Word for the day


I’ve been reminded of this word by my Chief Wrocław Correspondent (who is also Convenor for the Polish Branch of the David Warren Friendship Society). He cites the works of another friend and guru, Paul Gottfried, along with other palaeoconservative thinkers on both sides of the Atlantic Sea, most of whom will be utterly unknown to the general reader, let alone the media skipjack. (The allusion is to a shallow-draught fishing vessel, designed to retrieve oysters, only, and only from Chesapeake Bay. Or, in older English, to a class of inexpensive manservant or footman, whose strength and weakness lay in a certain lightness of heel, and a focused literal-mindedness. Or, the word could be left to find its own associations.)

See, should gracious reader be inclined, “No Country for Old Politics,” by Prof. Gottfried, which may be found by diligent Internet search. The gentleman patiently explains at some length what the word might mean; and how “conservatives” in media, the academy, politics, and so forth, are effectively in alliance with “liberals” to keep palaeoconservative ideas out of play.

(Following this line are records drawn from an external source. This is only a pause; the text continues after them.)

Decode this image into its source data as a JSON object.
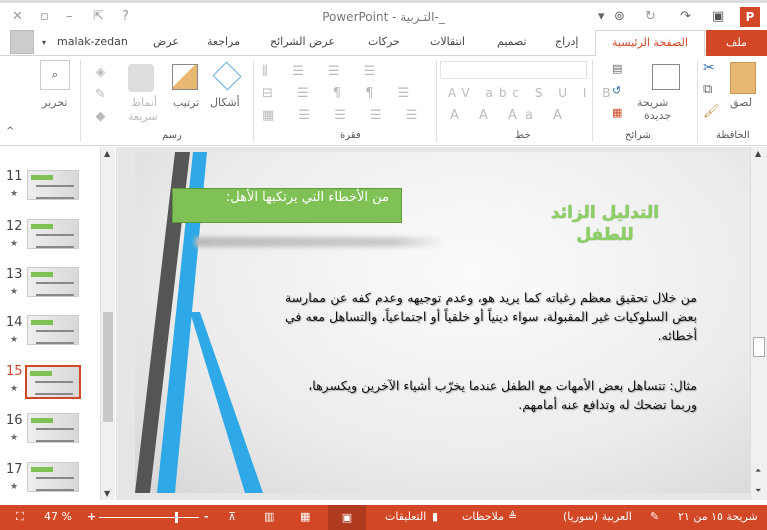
{
  "window": {
    "title": "PowerPoint - التـربية-_"
  },
  "tabs": {
    "file": "ملف",
    "home": "الصفحة الرئيسية",
    "insert": "إدراج",
    "design": "تصميم",
    "transitions": "انتقالات",
    "animations": "حركات",
    "slideshow": "عرض الشرائح",
    "review": "مراجعة",
    "view": "عرض",
    "user": "malak-zedan"
  },
  "ribbon": {
    "clipboard": {
      "label": "الحافظة",
      "paste": "لصق"
    },
    "slides": {
      "label": "شرائح",
      "new_slide": "شريحة",
      "new_slide2": "جديدة"
    },
    "font": {
      "label": "خط"
    },
    "paragraph": {
      "label": "فقرة"
    },
    "drawing": {
      "label": "رسم",
      "shapes": "أشكال",
      "arrange": "ترتيب",
      "styles": "أنماط",
      "styles2": "سريعة"
    },
    "editing": {
      "label": "تحرير"
    }
  },
  "thumbnails": [
    {
      "num": "11"
    },
    {
      "num": "12"
    },
    {
      "num": "13"
    },
    {
      "num": "14"
    },
    {
      "num": "15",
      "selected": true
    },
    {
      "num": "16"
    },
    {
      "num": "17"
    }
  ],
  "slide": {
    "box_text": "من الأخطاء التي يرتكبها الأهل:",
    "title_line1": "التدليل الزائد",
    "title_line2": "للطفل",
    "para1": "من خلال تحقيق معظم رغباته كما يريد هو، وعدم توجيهه وعدم كفه عن ممارسة بعض السلوكيات غير المقبولة، سواء دينياً أو خلقياً أو اجتماعياً، والتساهل معه في أخطائه.",
    "para2": "مثال: تتساهل بعض الأمهات مع الطفل عندما يخرّب أشياء الآخرين ويكسرها، وربما تضحك له وتدافع عنه أمامهم."
  },
  "status": {
    "slide_info": "شريحة ١٥ من ٢١",
    "language": "العربية (سوريا)",
    "notes": "ملاحظات",
    "comments": "التعليقات",
    "zoom": "47 %",
    "zoom_fraction": 0.47
  },
  "colors": {
    "accent": "#d24726",
    "green_box": "#7fc155"
  }
}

“Palaeoconservative,” I have come to think myself, is necessary to distinguish actual conservative thought, from the rightwing form of glib liberal thinking. Curiously, we do not also need the term “palaeoliberal,” to describe the old Enlightenment attitudes, which remain in fashion after three hundred years, and some portions of which were, until quite recently, partially sane. “Nineteen-fifties liberal” is sometimes attempted: but that kind of person is now called a “conservative,” and has been called a conservative since at least the Reform Bill of 1832. He is of the faction that waves all the old signboards for Liberté, Égalité, Fraternité, and what have you, but would prefer the realities for which these slogans stand to arrive at a slower pace. (The italicized words are the national motto of Haiti; and I think also of France.)

Whereas, a “palaeoconservative” would not like them to arrive at all. He refuses to wave those signboards. (He sees how things have worked out in Haiti.) Indeed, he does not believe in signboards, or like them.

If we want to be democratic about this, I would suggest we form a political party. My proposal for a cool, sexy name would be: “The Catholic Christian Counter-Revolutionary and Anti-Bourgeois Distributist Subsidiarial Limited-Monarchist Hierarchical and Aristocratic Palaeoconservative Action League.” And insist that the authorities print the full name on every ballot, not try to reduce it to “CCC-R&A-BDSL-MH&APAL,” or whatever. That way, by taking up extra space, we will reap a huge harvest of unintentional supporters.

Alternatively, just the “Palaeoconservative Party,” and hope for the best.

For we have to work with what we have, according to a young lady with whom I was speaking recently, who added that what we have is “democracy.” Which is to say, Liberté, Égalité, Fraternité, and bats with little human faces. She dismissed my central idea (which was to restore Christendom) as impractical, and impracticable, under present conditions. And as I could see she might have a point, I am trying to become more practical.